Tuesday 15 November 2016

Work in Progress: The Door


The desk in the window was making a difference. This was, she thought, down to the light streaming in and the grass and the trees. It was easy to sit there for three or four hours and concentrate on a book or a blank, naked page. It was not so intimidating as the other place.

The other space which was the back room with its big dark door. She had wanted this to be the perfect workroom with a living fire, space for shelves and tables for papers.  And, of course,  a desk for the big computer.

But there came a day when she could not pass the door without a shudder or enter that room and had to move into this room with the sunny window.

She began to think that her revulsion the back room had something to do with essence, spirit. In her life she had glimpsed and heard things that she knew where not there. She’d learned not to speak of this because of the knowing looks, the half-smiles. As a child she’d been accused more than once of being away with the gypsies.

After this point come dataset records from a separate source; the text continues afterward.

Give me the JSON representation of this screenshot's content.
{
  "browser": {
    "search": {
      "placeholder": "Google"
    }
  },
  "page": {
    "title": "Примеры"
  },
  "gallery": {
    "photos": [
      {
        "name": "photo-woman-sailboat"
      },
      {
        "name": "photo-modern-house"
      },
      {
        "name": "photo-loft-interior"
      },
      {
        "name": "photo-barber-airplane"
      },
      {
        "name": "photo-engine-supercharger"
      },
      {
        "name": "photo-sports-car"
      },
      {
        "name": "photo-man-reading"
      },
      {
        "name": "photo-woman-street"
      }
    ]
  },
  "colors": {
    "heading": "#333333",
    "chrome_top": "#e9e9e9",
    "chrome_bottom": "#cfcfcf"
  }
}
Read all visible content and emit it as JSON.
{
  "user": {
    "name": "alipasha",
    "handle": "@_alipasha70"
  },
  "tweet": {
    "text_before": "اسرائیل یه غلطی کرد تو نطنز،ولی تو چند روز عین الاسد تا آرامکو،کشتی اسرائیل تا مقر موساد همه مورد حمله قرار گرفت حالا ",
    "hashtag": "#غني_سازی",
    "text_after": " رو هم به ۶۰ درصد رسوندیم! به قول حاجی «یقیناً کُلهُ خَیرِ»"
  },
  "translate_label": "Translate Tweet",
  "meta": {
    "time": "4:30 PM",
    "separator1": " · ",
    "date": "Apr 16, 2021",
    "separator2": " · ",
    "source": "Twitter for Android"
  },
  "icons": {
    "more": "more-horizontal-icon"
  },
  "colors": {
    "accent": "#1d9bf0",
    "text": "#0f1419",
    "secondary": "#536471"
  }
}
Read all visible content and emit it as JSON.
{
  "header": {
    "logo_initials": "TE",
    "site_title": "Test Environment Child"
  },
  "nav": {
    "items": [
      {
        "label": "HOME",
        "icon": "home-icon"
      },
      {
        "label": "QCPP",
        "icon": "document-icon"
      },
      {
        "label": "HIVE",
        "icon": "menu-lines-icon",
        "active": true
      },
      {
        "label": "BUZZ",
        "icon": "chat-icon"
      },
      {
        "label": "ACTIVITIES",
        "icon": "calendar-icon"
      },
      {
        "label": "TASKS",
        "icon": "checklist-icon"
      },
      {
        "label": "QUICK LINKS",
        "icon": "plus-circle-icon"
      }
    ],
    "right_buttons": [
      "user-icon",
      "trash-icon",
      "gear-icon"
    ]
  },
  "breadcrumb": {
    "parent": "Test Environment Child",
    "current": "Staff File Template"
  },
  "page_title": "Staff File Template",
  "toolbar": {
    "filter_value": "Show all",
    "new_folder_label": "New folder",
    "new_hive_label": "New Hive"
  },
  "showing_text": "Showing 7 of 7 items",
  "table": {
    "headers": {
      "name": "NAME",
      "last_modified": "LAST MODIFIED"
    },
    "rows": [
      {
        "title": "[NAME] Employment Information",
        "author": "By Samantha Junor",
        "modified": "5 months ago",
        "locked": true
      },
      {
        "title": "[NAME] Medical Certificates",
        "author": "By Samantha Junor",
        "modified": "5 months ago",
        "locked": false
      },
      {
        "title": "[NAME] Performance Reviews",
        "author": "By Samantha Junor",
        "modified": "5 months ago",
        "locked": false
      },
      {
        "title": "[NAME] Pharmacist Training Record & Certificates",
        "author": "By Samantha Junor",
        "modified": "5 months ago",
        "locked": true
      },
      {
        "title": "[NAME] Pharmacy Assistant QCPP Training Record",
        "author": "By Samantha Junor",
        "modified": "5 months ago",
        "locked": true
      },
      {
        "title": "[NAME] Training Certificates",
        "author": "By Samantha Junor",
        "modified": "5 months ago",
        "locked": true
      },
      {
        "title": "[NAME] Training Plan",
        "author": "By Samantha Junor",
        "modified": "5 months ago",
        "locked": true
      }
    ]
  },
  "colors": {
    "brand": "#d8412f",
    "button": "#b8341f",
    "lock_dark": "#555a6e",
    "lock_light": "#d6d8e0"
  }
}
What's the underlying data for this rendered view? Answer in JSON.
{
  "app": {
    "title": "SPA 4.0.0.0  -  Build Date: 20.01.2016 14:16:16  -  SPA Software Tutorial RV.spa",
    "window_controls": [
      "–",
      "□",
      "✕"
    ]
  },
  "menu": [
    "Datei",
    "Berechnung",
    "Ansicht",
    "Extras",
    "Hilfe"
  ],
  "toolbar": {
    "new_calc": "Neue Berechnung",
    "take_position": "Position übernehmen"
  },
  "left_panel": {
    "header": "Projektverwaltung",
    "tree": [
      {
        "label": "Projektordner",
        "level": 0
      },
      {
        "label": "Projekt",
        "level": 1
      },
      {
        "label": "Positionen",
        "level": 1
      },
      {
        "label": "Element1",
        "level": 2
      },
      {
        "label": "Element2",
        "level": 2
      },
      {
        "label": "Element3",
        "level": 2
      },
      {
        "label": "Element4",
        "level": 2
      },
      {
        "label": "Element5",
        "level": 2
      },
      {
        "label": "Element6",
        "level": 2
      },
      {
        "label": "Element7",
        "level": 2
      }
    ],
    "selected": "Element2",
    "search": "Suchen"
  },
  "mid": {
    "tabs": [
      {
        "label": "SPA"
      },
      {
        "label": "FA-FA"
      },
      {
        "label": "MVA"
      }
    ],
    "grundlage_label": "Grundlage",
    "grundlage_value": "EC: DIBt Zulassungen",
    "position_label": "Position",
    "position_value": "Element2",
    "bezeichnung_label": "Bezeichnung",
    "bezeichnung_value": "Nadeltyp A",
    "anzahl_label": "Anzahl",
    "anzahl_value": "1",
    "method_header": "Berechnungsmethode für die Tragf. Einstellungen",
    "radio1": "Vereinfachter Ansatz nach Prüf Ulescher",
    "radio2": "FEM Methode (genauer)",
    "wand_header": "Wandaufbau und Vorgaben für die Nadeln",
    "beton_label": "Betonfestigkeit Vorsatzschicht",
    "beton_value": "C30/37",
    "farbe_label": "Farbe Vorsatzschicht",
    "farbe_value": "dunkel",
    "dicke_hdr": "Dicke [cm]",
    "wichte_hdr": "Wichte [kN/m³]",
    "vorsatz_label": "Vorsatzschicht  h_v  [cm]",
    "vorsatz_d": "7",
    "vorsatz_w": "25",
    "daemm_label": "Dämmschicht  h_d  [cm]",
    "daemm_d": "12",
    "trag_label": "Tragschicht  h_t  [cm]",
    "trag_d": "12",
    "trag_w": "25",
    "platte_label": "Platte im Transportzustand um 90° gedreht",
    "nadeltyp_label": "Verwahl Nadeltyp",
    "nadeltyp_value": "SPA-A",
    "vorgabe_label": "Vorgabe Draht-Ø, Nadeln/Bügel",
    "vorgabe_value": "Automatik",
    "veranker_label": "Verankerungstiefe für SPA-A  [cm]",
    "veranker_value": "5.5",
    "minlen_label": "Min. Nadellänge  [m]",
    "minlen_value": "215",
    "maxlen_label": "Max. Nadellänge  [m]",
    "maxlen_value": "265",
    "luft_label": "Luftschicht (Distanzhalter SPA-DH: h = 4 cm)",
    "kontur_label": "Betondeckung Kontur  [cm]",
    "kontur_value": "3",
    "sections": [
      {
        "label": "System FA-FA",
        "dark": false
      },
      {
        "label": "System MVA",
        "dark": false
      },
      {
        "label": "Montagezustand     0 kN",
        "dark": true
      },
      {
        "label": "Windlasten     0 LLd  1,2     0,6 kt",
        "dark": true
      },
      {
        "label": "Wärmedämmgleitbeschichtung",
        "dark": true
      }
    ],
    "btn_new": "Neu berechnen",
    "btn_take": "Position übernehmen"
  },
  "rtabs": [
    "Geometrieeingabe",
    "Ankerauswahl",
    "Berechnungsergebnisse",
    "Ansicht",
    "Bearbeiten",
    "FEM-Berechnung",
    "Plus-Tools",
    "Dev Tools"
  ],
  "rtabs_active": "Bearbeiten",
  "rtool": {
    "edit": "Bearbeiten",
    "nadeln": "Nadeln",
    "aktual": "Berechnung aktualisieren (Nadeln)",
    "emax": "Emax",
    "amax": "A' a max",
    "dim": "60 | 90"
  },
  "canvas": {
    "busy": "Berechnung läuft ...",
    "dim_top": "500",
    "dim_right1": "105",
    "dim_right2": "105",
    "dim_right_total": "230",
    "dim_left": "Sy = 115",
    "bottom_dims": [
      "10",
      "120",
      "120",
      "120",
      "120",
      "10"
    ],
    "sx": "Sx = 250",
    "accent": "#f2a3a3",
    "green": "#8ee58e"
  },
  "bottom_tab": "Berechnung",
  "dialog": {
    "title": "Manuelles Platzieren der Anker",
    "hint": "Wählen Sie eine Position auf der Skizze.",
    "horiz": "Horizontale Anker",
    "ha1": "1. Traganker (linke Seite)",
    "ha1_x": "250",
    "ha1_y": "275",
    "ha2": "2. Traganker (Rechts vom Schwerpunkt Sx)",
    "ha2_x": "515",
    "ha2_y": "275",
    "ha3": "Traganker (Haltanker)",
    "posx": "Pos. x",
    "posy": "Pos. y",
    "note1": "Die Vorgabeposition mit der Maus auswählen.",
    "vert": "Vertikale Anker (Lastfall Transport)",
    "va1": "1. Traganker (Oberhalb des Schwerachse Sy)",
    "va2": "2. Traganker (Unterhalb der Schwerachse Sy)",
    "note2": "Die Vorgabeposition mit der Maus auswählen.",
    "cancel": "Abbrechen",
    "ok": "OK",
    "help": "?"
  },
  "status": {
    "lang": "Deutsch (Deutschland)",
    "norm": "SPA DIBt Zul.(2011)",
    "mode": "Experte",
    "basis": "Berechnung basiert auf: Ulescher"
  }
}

Now she thought about this essence, spirit, Perhaps the feeling of dread came from the spirit of some eighteenth century maid or wife for whom the room was a much feared place. Or perhaps it was world flooding in through the firecracker gateway of the computer: a world which was too vast, packed with too many people, too many things, too much pain, staining the screen with cruelty,

Then she thought, perhaps this revulsion was to do with her own guilt about work undone, tasks untackled. Or perhaps it was the timid soul which knew was at her core.

The morning in the sunny window space she decided to pull herself together, to get out of the house and away from its essence, its spirit. It would be too easy, she thought, to  stay locked in and fall asleep yet again,

So she had fled the house and driven out through  trees to find a calm. strange space where she could attend  to her life, manufacturing order out of chaos and make decisions to move forward.

She thought this new strength was all about being away from the house, freeing her from the inner strings that pulled her away from herself. Away from the dull routine which made her dislike the person she had become. She knew she was not that person. She had manufactured that person to meet the low expectations of her partner. She knew she loved him in her own way, She knew they were woven into each other after so many years, love or no love. Caring for him was no different to caring for herself, Revolting against him was revolting against herself.

It was complicated.


And it was truly best to get away often from the house and its threatening back room with its dark door.  Then the rest could fall into place.